И когда мы сложили фигуры (доска закрылась на удивление легко), ничто не предвещало несчастья. Вот только погода испортилась, и ветер стал шевелить вдоль ограды палисадника сморщенную яблоневую листву.

Гроза разразилась часа через два, когда дедушка взялся за шахматы, чтобы разобрать напечатанную в “Известиях” партию Карпова с Корчным: среди фигур не оказалось черного слона.

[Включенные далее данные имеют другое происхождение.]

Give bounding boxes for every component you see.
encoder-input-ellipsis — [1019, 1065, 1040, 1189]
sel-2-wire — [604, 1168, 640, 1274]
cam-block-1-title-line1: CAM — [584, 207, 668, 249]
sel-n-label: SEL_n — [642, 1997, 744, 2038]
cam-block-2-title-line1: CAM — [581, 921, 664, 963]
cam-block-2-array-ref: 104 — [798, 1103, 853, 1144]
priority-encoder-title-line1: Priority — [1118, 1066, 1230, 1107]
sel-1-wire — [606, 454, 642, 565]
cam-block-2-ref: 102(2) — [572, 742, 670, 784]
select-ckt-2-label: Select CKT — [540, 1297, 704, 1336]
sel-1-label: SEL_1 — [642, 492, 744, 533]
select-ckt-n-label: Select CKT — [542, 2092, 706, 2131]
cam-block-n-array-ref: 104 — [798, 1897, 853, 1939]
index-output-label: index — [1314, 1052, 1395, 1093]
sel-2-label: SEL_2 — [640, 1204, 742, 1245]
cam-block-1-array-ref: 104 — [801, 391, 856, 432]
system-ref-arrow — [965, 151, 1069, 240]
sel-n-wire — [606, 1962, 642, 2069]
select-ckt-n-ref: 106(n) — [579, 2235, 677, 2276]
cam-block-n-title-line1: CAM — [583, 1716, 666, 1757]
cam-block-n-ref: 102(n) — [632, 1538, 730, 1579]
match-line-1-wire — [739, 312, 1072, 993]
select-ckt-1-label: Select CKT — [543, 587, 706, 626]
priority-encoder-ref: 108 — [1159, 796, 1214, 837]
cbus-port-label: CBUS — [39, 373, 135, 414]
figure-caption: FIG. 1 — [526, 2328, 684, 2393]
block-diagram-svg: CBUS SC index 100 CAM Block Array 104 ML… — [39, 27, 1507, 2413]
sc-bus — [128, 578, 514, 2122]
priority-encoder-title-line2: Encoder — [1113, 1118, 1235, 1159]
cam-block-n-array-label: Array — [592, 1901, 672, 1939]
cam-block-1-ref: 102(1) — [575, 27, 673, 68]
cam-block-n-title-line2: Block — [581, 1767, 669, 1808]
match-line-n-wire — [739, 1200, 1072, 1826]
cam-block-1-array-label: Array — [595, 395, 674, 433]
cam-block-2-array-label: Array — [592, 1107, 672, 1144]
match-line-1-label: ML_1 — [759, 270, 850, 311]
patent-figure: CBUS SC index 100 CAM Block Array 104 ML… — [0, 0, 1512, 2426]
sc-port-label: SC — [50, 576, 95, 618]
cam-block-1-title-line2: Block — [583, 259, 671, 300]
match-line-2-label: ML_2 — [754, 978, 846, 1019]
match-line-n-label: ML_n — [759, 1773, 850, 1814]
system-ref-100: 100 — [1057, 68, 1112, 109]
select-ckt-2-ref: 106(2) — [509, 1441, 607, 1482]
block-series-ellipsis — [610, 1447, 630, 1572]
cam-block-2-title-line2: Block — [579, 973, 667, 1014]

Дедушка вошел в комнату и, придавив меня взглядом, молвил:

— Сорок лет у дедушки были шахматы, сорок лет! Ты, говнюк, этого не стоишь. — После чего вышел, надолго повернувшись ко мне спиной.

— Ты сходи к этому Рашиду, — шепотом увещевала бабушка, — скажи ему: так, по-хорошему, мол, отдай фигурку, зачем она тебе?

Но я-то знал, что дело не в Рашиде, а в доме. Только дом мог вернуть взятое им обратно. Замахнувшись на прошлое нашей семьи, он поставил под сомнение ее будущее.

Я не сомневался, что дедушка переживет потерю шахмат, но ни его мир, ни он сам уже никогда не будут прежними. (Как если бы дедушка был фарфоровый и я нечаянно уронил его с серванта, а потом поставил на место, но уже с отколотым носом.)

Над домом вспыхивали молнии, и тяжелые редкие капли скатывали на шершавых дорожках сада ртутные шарики пыли (другие задерживались на бесчисленных ярусах широколистной драганы).

Разумеется, можно было придумать более толковое и доходчивое заклинание, но нельзя было терять ни минуты, и, повернувшись лицом к дому, я прокричал:

— Дом, дом, отдай добром то, что нажито честным трудом! — И забежал внутрь от начавшегося ливня.

Через какое-то время в зал вошла бабушка, сдувая пыль с черного слона.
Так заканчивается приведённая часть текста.